One way to grow your wealth is to leverage stocks. These are securities that represent part ownership in companies and can be bought and sold over the counter (OTC) or through markets like the London Stock Exchange (LSE).
You can increase your worth using stocks by buying them to earn dividends, holding to sell later after the price goes up or day trading them.
Our focus on this article is a type of the third option known as penny stock day trading. It involves buying and selling low-value stocks within the day for profit. Take a look at penny stocks trading guide for more information on technical aspects that are involved.
What exactly are penny stocks?
The concept of penny stocks originated in the US after the Securities Exchange Act of 1934 was enacted. The law established the Security Exchange Commission (SEC), the regulatory body that oversees the stock market in the country.
Its UK equivalent is the Financial Conduct Authority (FCA).

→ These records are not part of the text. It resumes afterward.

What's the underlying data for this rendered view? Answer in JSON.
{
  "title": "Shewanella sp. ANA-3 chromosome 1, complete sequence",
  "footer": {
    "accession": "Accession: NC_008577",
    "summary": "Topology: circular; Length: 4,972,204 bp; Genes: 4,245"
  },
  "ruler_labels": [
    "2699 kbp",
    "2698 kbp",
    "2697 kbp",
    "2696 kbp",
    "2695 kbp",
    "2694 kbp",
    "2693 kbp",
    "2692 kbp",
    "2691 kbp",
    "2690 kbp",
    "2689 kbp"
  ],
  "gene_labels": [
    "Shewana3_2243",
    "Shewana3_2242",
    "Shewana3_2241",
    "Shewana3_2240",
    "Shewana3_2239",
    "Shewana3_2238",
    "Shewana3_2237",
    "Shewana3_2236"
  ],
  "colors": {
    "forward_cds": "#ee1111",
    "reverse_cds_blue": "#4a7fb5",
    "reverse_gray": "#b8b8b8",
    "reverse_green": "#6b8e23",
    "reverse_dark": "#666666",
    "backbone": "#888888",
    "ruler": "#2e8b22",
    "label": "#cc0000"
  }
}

Among the first regulations, the SEC issued was that only stocks that traded for more than $5 (about £3.86) per share could be listed on a national stock exchange.
That meant that stocks whose value was less than $5 per share could only be traded over the counter. Besides penny stocks, they’ve also been known as OTC stocks.
Over the years, brokers have created elaborate marketplaces for penny stocks such as OTC Bulletin Board and OTC Link. It is also important to point out there are now many exchanges around the world, including in the UK, that list stocks valued under $5 per share.
Meanwhile, just like in the US, there are many stocks in the UK whose value is very low but still offer an opportunity to a day stock trader. Also, even as a British citizen, you could trade American penny stocks through brokers that take onboard non-American citizens. And you can do this online, meaning right from your home.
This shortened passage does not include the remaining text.